Before we jump directly into the topic let me define my terms. First, by elders I’m referring to men who have been recognized by a certain congregation, because of their blameless character (1 Timothy 3:2), as leaders of the congregation. Second, by authority I’m referring to the right elders have to make a choice. Specifically the right to choose in matters of which the Bible does not give clear instructions. We call these “matters of opinion.” They span from the times the congregation will meet for corporate worship, to determining which missionaries the congregation will support. Thus the question addressed put in another way is: Do the elders (as the recognized shepherds of the congregation) have the ability to make choices in “matters of opinion?”
1 Peter 5:3 (read my study of this verse here) has become a proof-text of sorts for people who deny that elders have authority within the church.

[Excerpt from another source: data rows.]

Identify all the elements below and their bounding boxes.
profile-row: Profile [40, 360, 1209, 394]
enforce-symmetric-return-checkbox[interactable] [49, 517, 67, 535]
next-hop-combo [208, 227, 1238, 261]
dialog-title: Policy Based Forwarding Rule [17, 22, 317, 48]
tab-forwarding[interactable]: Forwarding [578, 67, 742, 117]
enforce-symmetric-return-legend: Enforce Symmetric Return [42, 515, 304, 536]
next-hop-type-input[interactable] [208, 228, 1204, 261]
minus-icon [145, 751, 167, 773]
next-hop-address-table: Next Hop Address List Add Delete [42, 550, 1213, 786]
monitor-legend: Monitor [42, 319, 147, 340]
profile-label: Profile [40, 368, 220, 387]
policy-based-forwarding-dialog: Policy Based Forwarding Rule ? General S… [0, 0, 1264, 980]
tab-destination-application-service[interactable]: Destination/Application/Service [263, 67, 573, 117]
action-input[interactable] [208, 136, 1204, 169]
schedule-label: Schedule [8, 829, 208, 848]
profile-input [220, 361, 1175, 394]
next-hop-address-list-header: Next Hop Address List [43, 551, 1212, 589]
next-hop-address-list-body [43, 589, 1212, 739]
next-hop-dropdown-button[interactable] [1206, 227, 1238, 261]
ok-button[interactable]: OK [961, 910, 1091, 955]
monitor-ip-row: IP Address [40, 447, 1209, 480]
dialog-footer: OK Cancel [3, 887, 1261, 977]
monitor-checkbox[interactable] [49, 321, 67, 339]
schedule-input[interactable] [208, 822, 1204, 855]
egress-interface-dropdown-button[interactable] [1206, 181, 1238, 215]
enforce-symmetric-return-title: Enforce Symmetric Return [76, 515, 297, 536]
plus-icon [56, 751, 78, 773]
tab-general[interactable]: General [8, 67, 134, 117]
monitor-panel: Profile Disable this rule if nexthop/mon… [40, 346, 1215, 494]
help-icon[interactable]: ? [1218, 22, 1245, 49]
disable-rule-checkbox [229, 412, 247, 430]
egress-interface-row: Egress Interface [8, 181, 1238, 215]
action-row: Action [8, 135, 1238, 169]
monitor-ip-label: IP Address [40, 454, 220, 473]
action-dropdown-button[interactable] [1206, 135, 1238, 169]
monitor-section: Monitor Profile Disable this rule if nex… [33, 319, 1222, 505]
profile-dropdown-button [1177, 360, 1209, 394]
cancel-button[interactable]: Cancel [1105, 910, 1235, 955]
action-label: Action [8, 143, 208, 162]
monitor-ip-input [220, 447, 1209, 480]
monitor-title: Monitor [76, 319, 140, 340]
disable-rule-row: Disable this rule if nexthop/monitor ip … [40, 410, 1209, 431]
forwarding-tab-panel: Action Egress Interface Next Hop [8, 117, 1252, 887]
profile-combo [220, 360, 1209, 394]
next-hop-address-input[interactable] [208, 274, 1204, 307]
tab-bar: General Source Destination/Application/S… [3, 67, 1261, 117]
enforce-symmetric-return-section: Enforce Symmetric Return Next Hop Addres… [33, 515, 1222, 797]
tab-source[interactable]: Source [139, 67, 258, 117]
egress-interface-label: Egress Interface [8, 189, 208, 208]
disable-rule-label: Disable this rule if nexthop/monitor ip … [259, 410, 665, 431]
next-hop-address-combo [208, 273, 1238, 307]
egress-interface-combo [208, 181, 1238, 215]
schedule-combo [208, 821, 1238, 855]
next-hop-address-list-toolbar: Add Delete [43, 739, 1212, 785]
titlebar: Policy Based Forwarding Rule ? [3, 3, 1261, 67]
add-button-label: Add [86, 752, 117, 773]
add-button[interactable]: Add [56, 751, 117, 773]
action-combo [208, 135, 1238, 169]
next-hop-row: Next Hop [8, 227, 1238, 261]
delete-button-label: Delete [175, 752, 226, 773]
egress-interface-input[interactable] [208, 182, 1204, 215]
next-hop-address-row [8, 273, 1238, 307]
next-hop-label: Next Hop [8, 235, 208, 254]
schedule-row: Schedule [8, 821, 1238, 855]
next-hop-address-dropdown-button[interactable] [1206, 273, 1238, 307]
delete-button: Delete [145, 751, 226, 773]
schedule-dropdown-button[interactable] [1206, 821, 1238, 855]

It is often argued that from this verse we can glean the truth that the ONLY way that elders can lead is by example. The verse reads not “lording it over the lot, but being examples to the flock.” The conclusion then reached is since elders can’t “lord it over,” then they do not have authority.
Why it’s flawed?
I believe this conclusion is flawed for the following reasons:
First, there is a difference between “lording it over” and “having authority.” “Lording it over” views leadership as a means for power and authority. It is domineering and forcing your opinions on another regardless of their say. It is seeing leadership more as a position than a service. However, it is possible to make decisions for a group without “lording it over” the group.
Second, the very fact that the elders could potentially “lord it over” the church seems to imply that they have some legitimate authority. A group with no authority at all would never be tempted to use that authority in ways that were inappropriate. Thus, since Peter speaks of abuse of authority, it seems to imply that the elders have some measure of authority.
Third, the Old Testament and Synagogal background to elders in the New Testament show that the role has authority. Elders in the Old Testament served in a wide range of ways including the settling of disputes, enforcement of the Mosaic Law, and taught the people the message of God. In the Synagogue the elders of that group were involved with the distribution of funds and the setting of worship times and organization.
Finally, the word shepherd in the Bible denotes a position of authority and leadership. It is used to describe God, Jesus, prophets, priests, and king. All of those are people with varying degrees of authority. Applying this terminology to an elder would also mean that the elders have a degree of authority.
Some people have been hurt by shepherds that they viewed were using dictatorial practices. I’m also sure in actuality there are men like Diotrephes (3 John 9) in the church. However, just because someone has sinned in “lording over the flock” does not mean that we shift to the other extreme of saying they have no authority at all.